= Ivan Khandoshkin =

Russian composer

Ivan Yevstafyevich Khandoshkin (Иван Евстафьевич Хандошкин; 1747 - 29 or 30 March 1804) was a Russian violinist and composer of Cossack origin. He has been described as "the finest Russian violinist of the eighteenth century".

== Life ==
Ivan Khandoshkin was born into a Cossack family near Myrhorod. He was related to the family of Hetman Danylo Apostol. Ivan's father Ostap was trained as a tailor, but eventually became a professional French horn and percussion player in the court orchestra of Tsar Peter III.

Ivan studied under Tito Porta with other Italian influences being Domenico dall’Oglio and Pietro Peri. He was a musician at the Russian court, of which he later became kapellmeister, from 1765 and he taught violin at the Yekaterinoslav Musical Academy, founded by Potemkin in 1785. After Potemkin's death Khandoshkin was forced to resign by Giuseppe Sarti who was considered his rival, and returned to St. Petersburg in 1789.

== Works ==
Khandoshkin's extant works comprise six violin sonatas and several variation cycles based on folk songs. His music (primarily for the violin) is comparable to music by his contemporaries such as Giuseppe Tartini's student Antonio Lolli (whose stunts on the violin preceded Paganini), Gaetano Pugnani, Ludwig Spohr, and many others.

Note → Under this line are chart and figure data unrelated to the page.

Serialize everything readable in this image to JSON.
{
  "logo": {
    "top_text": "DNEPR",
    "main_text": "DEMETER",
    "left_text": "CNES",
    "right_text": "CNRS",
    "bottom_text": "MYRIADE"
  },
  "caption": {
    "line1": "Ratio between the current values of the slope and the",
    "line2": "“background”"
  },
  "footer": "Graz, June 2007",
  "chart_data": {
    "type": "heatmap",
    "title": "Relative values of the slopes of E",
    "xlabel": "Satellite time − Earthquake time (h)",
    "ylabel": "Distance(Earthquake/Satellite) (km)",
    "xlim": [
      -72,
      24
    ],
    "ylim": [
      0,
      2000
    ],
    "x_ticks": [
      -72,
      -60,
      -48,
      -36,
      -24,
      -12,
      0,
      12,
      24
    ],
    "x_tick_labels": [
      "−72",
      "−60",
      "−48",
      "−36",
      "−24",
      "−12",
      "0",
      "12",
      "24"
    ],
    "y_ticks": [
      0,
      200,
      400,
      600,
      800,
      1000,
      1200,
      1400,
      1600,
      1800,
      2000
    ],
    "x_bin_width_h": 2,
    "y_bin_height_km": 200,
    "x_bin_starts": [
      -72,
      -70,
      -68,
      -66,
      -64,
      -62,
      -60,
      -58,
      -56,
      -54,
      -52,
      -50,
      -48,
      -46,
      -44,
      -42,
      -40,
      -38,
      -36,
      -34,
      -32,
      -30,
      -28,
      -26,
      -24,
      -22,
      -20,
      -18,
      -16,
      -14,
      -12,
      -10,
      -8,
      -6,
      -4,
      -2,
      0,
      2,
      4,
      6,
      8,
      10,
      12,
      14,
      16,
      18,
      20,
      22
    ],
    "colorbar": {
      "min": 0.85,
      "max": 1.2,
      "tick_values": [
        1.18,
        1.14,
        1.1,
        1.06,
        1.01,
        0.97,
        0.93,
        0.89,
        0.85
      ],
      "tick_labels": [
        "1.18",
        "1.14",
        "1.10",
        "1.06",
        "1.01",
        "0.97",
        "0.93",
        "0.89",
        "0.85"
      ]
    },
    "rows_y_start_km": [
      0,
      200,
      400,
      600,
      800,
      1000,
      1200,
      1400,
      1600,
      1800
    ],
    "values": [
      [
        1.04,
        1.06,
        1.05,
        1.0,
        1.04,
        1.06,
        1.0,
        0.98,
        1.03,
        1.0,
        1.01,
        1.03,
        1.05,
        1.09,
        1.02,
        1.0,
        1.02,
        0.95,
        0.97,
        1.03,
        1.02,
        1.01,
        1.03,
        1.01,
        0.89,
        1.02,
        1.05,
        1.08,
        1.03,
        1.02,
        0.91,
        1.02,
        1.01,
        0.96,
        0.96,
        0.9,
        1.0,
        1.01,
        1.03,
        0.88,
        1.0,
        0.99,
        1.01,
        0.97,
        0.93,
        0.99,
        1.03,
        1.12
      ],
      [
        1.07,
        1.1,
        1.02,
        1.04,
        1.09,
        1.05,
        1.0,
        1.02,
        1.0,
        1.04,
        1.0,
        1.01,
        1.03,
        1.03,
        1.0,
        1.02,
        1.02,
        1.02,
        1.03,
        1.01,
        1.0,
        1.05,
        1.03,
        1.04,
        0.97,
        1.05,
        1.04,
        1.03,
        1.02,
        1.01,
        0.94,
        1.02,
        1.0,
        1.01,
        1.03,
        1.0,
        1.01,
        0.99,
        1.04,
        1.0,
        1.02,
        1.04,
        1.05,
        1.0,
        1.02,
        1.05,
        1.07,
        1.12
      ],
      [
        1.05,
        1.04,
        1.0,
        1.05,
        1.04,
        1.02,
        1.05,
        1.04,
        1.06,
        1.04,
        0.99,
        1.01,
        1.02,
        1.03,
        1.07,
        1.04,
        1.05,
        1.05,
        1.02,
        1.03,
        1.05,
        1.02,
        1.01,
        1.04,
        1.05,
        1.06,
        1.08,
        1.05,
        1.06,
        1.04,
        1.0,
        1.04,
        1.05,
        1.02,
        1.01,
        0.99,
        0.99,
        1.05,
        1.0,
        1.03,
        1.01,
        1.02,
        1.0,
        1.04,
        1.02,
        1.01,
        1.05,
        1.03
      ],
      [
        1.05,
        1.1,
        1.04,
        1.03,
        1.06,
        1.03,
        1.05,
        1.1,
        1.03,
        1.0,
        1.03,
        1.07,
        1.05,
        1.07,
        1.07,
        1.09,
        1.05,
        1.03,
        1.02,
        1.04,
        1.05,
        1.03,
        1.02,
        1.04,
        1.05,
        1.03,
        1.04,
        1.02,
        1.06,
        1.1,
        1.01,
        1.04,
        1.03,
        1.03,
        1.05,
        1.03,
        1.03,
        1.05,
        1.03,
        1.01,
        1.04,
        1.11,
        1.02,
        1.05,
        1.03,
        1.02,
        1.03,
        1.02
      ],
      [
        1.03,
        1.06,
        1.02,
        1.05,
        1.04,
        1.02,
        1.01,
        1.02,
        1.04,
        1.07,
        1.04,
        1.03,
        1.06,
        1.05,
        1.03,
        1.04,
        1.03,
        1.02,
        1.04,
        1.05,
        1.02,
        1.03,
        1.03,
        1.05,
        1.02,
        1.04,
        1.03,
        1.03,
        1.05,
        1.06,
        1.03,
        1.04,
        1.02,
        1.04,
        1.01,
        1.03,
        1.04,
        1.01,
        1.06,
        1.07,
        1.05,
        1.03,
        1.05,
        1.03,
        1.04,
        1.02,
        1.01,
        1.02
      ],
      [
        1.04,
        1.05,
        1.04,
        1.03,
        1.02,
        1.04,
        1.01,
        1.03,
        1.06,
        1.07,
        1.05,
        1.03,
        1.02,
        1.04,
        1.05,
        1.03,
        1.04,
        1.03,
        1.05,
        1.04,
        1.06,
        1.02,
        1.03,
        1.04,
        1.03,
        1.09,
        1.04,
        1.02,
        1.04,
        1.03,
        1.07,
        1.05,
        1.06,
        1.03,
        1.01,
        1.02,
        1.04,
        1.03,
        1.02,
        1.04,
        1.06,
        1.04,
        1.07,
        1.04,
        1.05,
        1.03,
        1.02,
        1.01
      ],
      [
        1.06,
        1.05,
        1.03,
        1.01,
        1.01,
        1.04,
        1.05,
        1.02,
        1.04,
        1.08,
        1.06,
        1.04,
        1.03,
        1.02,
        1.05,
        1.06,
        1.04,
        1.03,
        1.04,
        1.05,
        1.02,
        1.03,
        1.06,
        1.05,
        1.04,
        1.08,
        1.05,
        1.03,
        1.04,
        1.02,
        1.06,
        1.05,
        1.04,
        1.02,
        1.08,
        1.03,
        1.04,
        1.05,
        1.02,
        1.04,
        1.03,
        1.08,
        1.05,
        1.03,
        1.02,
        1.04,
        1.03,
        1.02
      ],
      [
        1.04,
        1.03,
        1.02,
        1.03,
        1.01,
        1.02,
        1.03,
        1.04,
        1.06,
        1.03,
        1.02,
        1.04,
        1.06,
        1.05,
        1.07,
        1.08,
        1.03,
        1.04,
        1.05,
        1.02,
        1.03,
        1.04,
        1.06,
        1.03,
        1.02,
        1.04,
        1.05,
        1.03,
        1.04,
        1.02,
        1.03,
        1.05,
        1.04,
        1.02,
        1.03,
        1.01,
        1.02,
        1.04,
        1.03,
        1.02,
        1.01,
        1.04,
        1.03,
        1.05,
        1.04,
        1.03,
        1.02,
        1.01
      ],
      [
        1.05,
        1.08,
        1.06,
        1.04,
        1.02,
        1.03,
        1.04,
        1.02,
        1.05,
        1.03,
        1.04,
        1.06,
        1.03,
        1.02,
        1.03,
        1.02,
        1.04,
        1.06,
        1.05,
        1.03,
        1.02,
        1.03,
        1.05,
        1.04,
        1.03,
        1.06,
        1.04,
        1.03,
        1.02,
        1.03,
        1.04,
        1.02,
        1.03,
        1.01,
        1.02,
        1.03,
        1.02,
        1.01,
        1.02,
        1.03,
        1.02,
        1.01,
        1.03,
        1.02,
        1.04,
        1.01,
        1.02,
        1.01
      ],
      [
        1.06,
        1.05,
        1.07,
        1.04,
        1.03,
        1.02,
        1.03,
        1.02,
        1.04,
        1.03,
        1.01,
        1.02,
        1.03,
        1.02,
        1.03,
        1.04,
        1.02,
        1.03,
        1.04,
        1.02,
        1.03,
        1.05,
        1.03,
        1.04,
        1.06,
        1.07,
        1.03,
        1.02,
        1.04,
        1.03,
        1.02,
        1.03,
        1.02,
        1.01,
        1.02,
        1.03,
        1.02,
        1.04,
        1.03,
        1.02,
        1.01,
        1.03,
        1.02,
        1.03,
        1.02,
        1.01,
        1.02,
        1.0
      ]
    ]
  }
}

His music was unfamiliar to the average western ear until recently. In 1996 Elena Denisova recorded three of his violin sonatas for Talking Music where they were released in the following year. In 2016 she performed them at the Salzburg Festival. Anastasia Khitruk performed several works and recorded them for Naxos in St. Petersburg's St. Catherine's Church in 2005.

=== "Viola concerto" ===
The so-called Khandoshkin viola concerto in C Major was purported to be written in 1801. It was published in Moscow by the State Publishing House in 1947 and released in the Soviet Union on the Melodya record label, with Rudolf Barshai playing viola and conducting the Moscow Chamber Orchestra. The work is actually not by Khandoshkin, but was a musical hoax by the German composer and violinist Mikhail Goldstein.